Passive fund KiwiSaver and investment manager, Simplicity, has increased exposure to NZ assets after rejigging its asset allocation method last week.
Concurrently, the more than $330 million Auckland-based manager also revised wording in an updated product disclosure statement (PDS) for its just-released NZ equities and bond portfolio investment entity (PIE) funds – back-tracking on an ‘index-tracking’ description.
In a statement to members last week, Simplicity says it would now base its asset allocation model on the average “allocations of the 11 largest KiwiSaver managers” rather than the previous whole-of-market calculation.

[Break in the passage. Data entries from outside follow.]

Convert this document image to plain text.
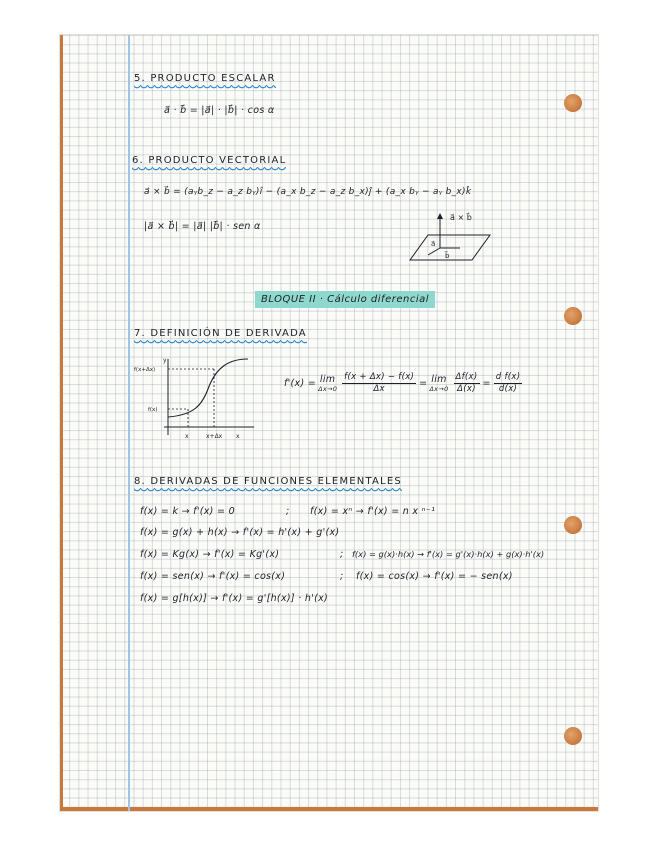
5. PRODUCTO ESCALAR
a⃗ · b⃗ = |a⃗| · |b⃗| · cos α
6. PRODUCTO VECTORIAL
a⃗ × b⃗ = (aᵧb_z − a_z bᵧ)î − (a_x b_z − a_z b_x)ĵ + (a_x bᵧ − aᵧ b_x)k̂
|a⃗ × b⃗| = |a⃗| |b⃗| · sen α
a⃗ × b⃗
a⃗
b⃗
BLOQUE II · Cálculo diferencial
7. DEFINICIÓN DE DERIVADA
y
f(x+Δx)
f(x)
x	x+Δx x
f'(x) = lim
$\Delta x\to 0 \frac{f(x + \Delta x) - f(x)}{\Delta x} = \lim$
$\Delta x\to 0 \frac{\Delta f(x)}{\Delta(x)} = \frac{\text{d f(x)}}{d(x)}$
8. DERIVADAS DE FUNCIONES ELEMENTALES
f(x) = k → f'(x) = 0	; f(x) = xⁿ → f'(x) = n x ⁿ⁻¹
f(x) = g(x) + h(x) → f'(x) = h'(x) + g'(x)
f(x) = Kg(x) → f'(x) = Kg'(x)	; f(x) = g(x)·h(x) → f'(x) = g'(x)·h(x) + g(x)·h'(x)
f(x) = sen(x) → f'(x) = cos(x)	; f(x) = cos(x) → f'(x) = − sen(x)
f(x) = g[h(x)] → f'(x) = g'[h(x)] · h'(x)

“This removes the impact of a broader range of funds, some of which are overly aggressive, or small in fund size,” the Simplicity statement says.
The top 11 largest schemes include all major Australian bank-owned products (bar BNZ), Fisher Funds, Mercer, AMP, Kiwi Wealth and Booster. (However, if the scheme ownership is aggregated, the top 11 providers also encompasses Milford, BNZ and SuperLife.)
Scheme founder, Sam Stubbs, said the change would “de-risk” Simplicity portfolios at the growth end of the scale while increasing allocations to NZ assets across the board.
“After 18 months in operation we’ve developed a pretty good idea of how we track the broader KiwiSaver market [in asset allocation],” Stubbs said. “We want the scheme to be more representative of how the vast number of KiwiSaver members invest – at the margins some of the smaller schemes have aggressive asset allocations that drag the average to the top end.”
He said at the growth end that should see lower volatility of returns for members, many of whom have switched to Simplicity from more conservatively-weighted bank-owned schemes.
The Simplicity growth fund has seen the biggest change, dropping overall exposure to risk assets from 86 per cent to 78 per cent under the revised model: NZ equities jumped from 14 per cent to 21 per cent at the expense of Australian equities (down to 8.5 per cent from 14 per cent) and global shares (falling from 58 per cent to 48.5 per cent); both global and local fixed income allocations rose from 6 per cent to 11 per cent and 9 per cent, respectively.
While the overall growth/income asset split remained more or less unchanged for the Simplicity conservative and balanced funds, the new model reweighted NZ shares up by between 50-75 per cent compared to previous allocations.
Last week the manager also reissued the PDS’ for its NZ shares and bond funds to mollify commercial sensitivities around ‘index tracking’ claims.
In its original April 3 PDS, Simplicity says the NZ Shares Fund is “designed to track the S&P/NZX50 Index” – a description toned down to “designed to generate a return similar to the performance of the New Zealand share market” in the updated April 13 document. Similarly, the latest PDS de-specifies the NZ Bond Fund target, which was previously linked to the Bloomberg NZBond Govt 0+ Yr Index.
Stubbs says while Simplicity pays for data to construct its NZ portfolios, the index providers baulked at the official wording.
“We’ve changed the phraseology but nothing changes in how we manage the money,” he said.
Hugh Stevens, NZX head of funds management, said Smartshares is the only New Zealand fund tracking an S&P/NZX 50 index – according to S&P’s website.
Stevens said there are two S&P/NZX 50 indices: one tracks the gross market value weighted index; and, the S&P/NZX 50 Portfolio Index, which caps stocks to a 5 per cent weighting in the index.
“Smartshares tracks the Portfolio Index, which has outperformed Simplicity’s benchmark by 0.63% annually over the past 10 years,” he said. “Smartshares’ fund tracks this index – that’s what we say on the tin, and that’s the product we are committed to providing to our customers. Transparency is paramount for the Smartshares team, and our investors don’t want us changing the label on the tin, or the contents.”
The Simplicity KiwiSaver growth, balanced and conservative portfolios returned about 9.7 per cent, 7.2 per cent and 4.7 per cent, respectively, after fees but pre-tax over the 12 months to March 31, the firm said last week: about in line with the median KiwiSaver returns across those growth profiles as reported in the latest Melville Jessup Weaver quarterly investment survey.